Oui et non. Disons que ça va plus de pair avec mon humeur plutôt qu’avec ce que je dessine. Y a des jours où l’on a plus d’énergie que d’autres et un bon cd de rock donne encore plus de pêche. D’autres jours par contre, quand la concentration et l’inspiration se font plus capricieuses, des musiques plus calmes qui s’écoutent sans vraiment s’entendre, c’est pas mal. Et parfois, j’aime aussi écouter l’extérieur tout simplement. Les bruits de la ville rappellent qu’on n’est pas tout seul et que la vie ne s’est pas arrêtée dehors smiley


© Les Humanoïdes Associés / Elvire de Cock


Dans quel état d’esprit étais-tu il y a quelques jours lors de la sortie de ton premier album?
Haha.

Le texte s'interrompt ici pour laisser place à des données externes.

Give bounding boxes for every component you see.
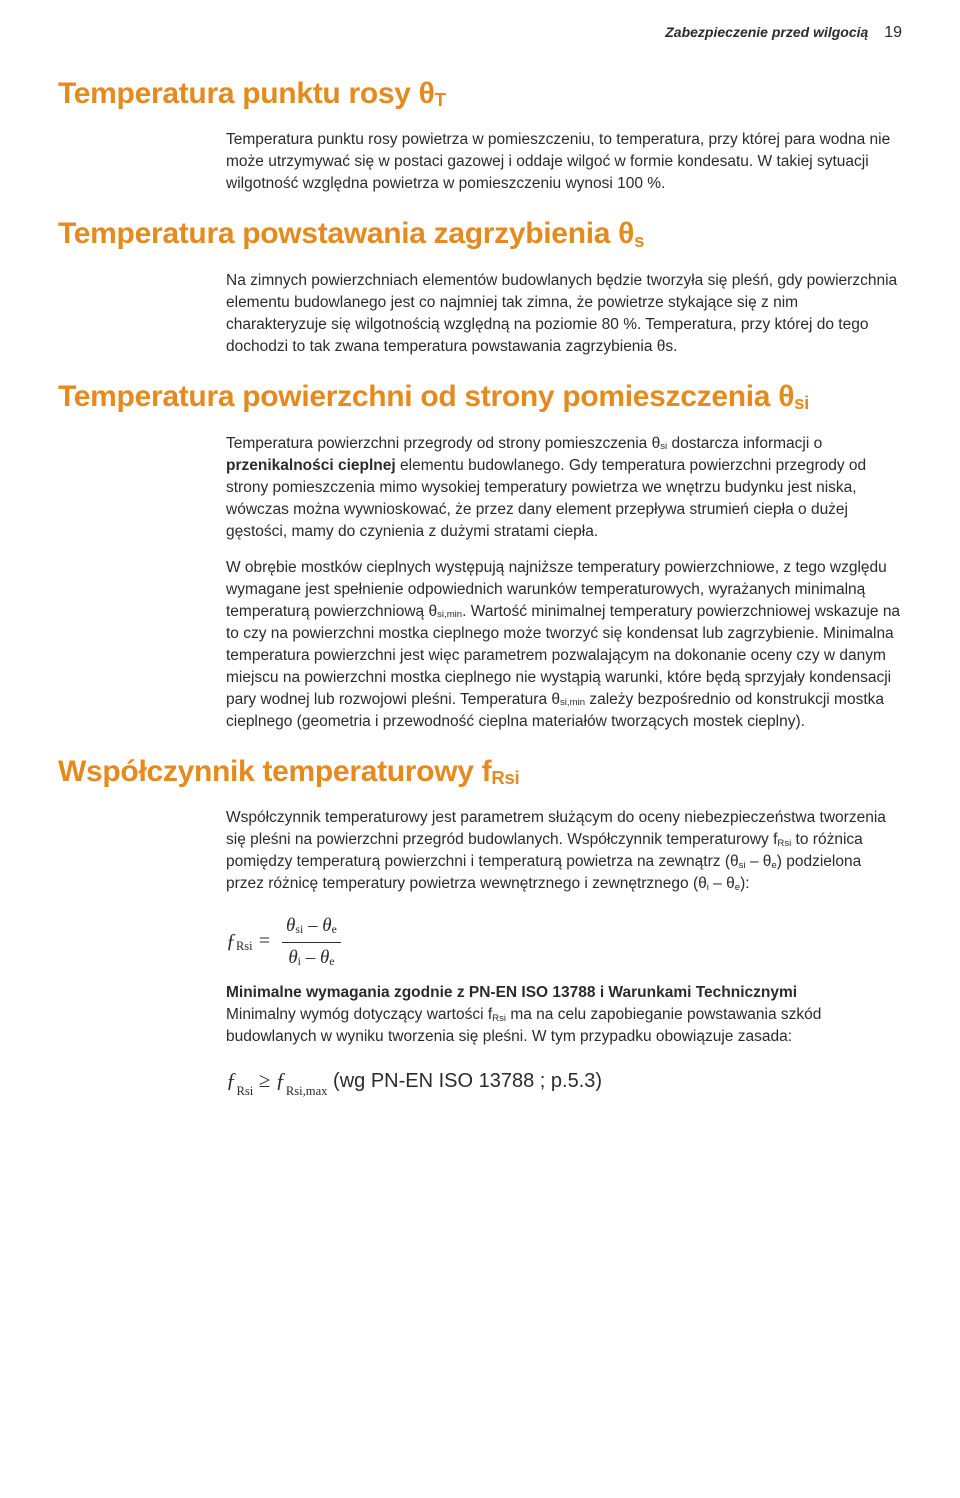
sub: Rsi [777,838,791,849]
section-factor-req: Minimalne wymagania zgodnie z PN-EN ISO … [226,982,902,1048]
sub: Rsi,max [286,1084,328,1098]
fraction: θsi – θe θi – θe [282,913,341,972]
tail-text: (wg PN-EN ISO 13788 ; p.5.3) [327,1070,602,1092]
heading-sub: s [634,230,644,251]
strong-text: przenikalności cieplnej [226,457,396,474]
fvar: ƒ [226,930,236,952]
sub: si [660,441,667,452]
theta: θ [288,947,297,968]
text: dostarcza informacji o [667,435,822,452]
fvar: ƒ [226,1068,237,1092]
formula-inequality: ƒRsi ≥ ƒRsi,max (wg PN-EN ISO 13788 ; p.… [226,1066,902,1098]
heading-text: Temperatura powierzchni od strony pomies… [58,380,794,413]
section-mold-body: Na zimnych powierzchniach elementów budo… [226,270,902,358]
numerator: θsi – θe [282,913,341,943]
text: – θ [746,853,772,870]
sub: e [735,882,740,893]
text: Temperatura powierzchni przegrody od str… [226,435,660,452]
heading-sub: Rsi [491,767,519,788]
paragraph: W obrębie mostków cieplnych występują na… [226,557,902,733]
text: – θ [301,947,329,968]
text: Minimalny wymóg dotyczący wartości f [226,1006,492,1023]
heading-temp-factor: Współczynnik temperaturowy fRsi [58,751,902,794]
heading-text: Temperatura punktu rosy θ [58,77,435,110]
heading-text: Temperatura powstawania zagrzybienia θ [58,217,634,250]
sub: i [707,882,709,893]
heading-dew-point: Temperatura punktu rosy θT [58,73,902,116]
page-number: 19 [884,24,902,41]
sub: e [329,955,334,968]
fvar: ƒ [275,1068,286,1092]
header-label: Zabezpieczenie przed wilgocią [665,24,868,40]
paragraph: Minimalne wymagania zgodnie z PN-EN ISO … [226,982,902,1048]
paragraph: Temperatura punktu rosy powietrza w pomi… [226,129,902,195]
formula-frsi: ƒRsi = θsi – θe θi – θe [226,913,902,972]
text: – θ [303,915,331,936]
sub: e [771,860,776,871]
op: ≥ [253,1068,275,1092]
section-surface-body: Temperatura powierzchni przegrody od str… [226,433,902,733]
text: ): [740,875,749,892]
heading-sub: si [794,392,809,413]
heading-mold-temp: Temperatura powstawania zagrzybienia θs [58,213,902,256]
paragraph: Na zimnych powierzchniach elementów budo… [226,270,902,358]
eq: = [253,930,277,952]
paragraph: Temperatura powierzchni przegrody od str… [226,433,902,543]
theta: θ [286,915,295,936]
denominator: θi – θe [282,943,341,972]
sub: Rsi [236,939,253,953]
sub: si,min [560,697,585,708]
heading-sub: T [435,89,446,110]
sub: si [295,923,303,936]
heading-text: Współczynnik temperaturowy f [58,755,491,788]
paragraph: Współczynnik temperaturowy jest parametr… [226,807,902,895]
text: – θ [709,875,735,892]
section-dew-point-body: Temperatura punktu rosy powietrza w pomi… [226,129,902,195]
sub: Rsi [237,1084,254,1098]
heading-surface-temp: Temperatura powierzchni od strony pomies… [58,376,902,419]
section-factor-body: Współczynnik temperaturowy jest parametr… [226,807,902,895]
sub: i [298,955,301,968]
page-header: Zabezpieczenie przed wilgocią 19 [58,22,902,45]
sub: e [332,923,337,936]
sub: Rsi [492,1013,506,1024]
sub: si,min [437,609,462,620]
strong-text: Minimalne wymagania zgodnie z PN-EN ISO … [226,984,797,1001]
sub: si [739,860,746,871]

Et bien je sais pas trop !! Je crois que le bouclage de l’album a été plus marquant que sa sortie même. Parce que je bossais comme une folle et que du jour au lendemain, je me suis retrouvée toute perdue, sans rien à faire. Bon, bien sûr, la sortie de l’album a eu son petit lot d’émotions, hein ! Ca fait drôle de le voir comme ça sur les rayons. J’avais même le trac de l’ouvrir. Mais ça passe et les bons vieux réflexes reviennent très vite, genre ça et ça, faut pas le refaire pour le second !!

Dans le même ordre d’idée : comment s’est passée ta première séance de dédicaces? Forte en émotions ?
Ca s’est très bien passé ! J’étais beaucoup plus détendue que je ne l’aurais pensé et, surtout, j’arrive à dessiner ET parler sans stresser ! Les gens étaient aussi très sympathiques. Bref, c’était plutôt un « très agréable moment » plutôt qu’un moment « fort en émotions ». Ce qui n’est pas plus mal, je préfère le zen à l’intense smiley


© Les Humanoïdes Associés / Elvire de Cock


Quels sont tes projets à court et moyen terme?
Eh bien…. Terminer le plus vite possible le second tome de Tir Nan Og. On a plutôt un bon retour sur l’album mais la question récurrente c’est « à quand la suite ? ». Alors ce sera du New York à plein temps encore pendant plusieurs mois !

Peux tu nous parler en deux mots de tes derniers coups de cœur (romans, bd, ciné, musique…) ?
Alors là dernièrement, je me suis enfin procurée le premier album de A Perfect Circle. Et je sens qu’il va bien m’aider dans la réalisation de mes prochaines planches. C’est juste sombre et ambiance comme il faut. Avec un je ne sais quoi d’entraînant et de violent à la fois. Bref, le genre d’album qui charrie un univers bien à lui.
En bouquin, je lis Moon Palace de Paul Auster. Et je sens que ça va faire un Paul Auster de plus que j’aime.
Enfin, mon dernier coup de cœur en BD, c’est Miss Pas Touche de Hubert et Kerascoët.


© Les Humanoïdes Associés / Elvire de Cock


Y a-t-il une question que je n’ai pas posé et à laquelle tu souhaiterais néanmoins répondre ?
S’il y en une, je ne vois pas laquelle ! smiley

Pour finir et afin de mieux te connaître, voici un petit portrait chinois à la sauce imaginaire…
Haaa, le questionnaire chinois of Doom ! Bon. On va essayer… même si je ne sais jamais quoi répondre… !


Si tu étais…

une créature mythologique : un faune
un personnage biblique : Je me sens un peu David contre Goliath ces derniers temps…
un personnage de roman : … peut-être un peu du docteur Watson
un personnage historique : Je sèche smiley
un personnage de BD : Lapinot… je crois. En tout cas, je connais plein de Richard. Ca compte ?
un personnage de théâtre: Une Elvire, n’importe laquelle – juste parce que j’aime bien mon prénom
une œuvre humaine: Un pont
un tableau célèbre: Champs de blé avec vol de corbeaux de Van Gogh
un chanteur ou un groupe de musique : aucun – je chante comme une casserole et j’interprète ça comme un Signe.

Un immense merci pour ce long et sympathique entretien!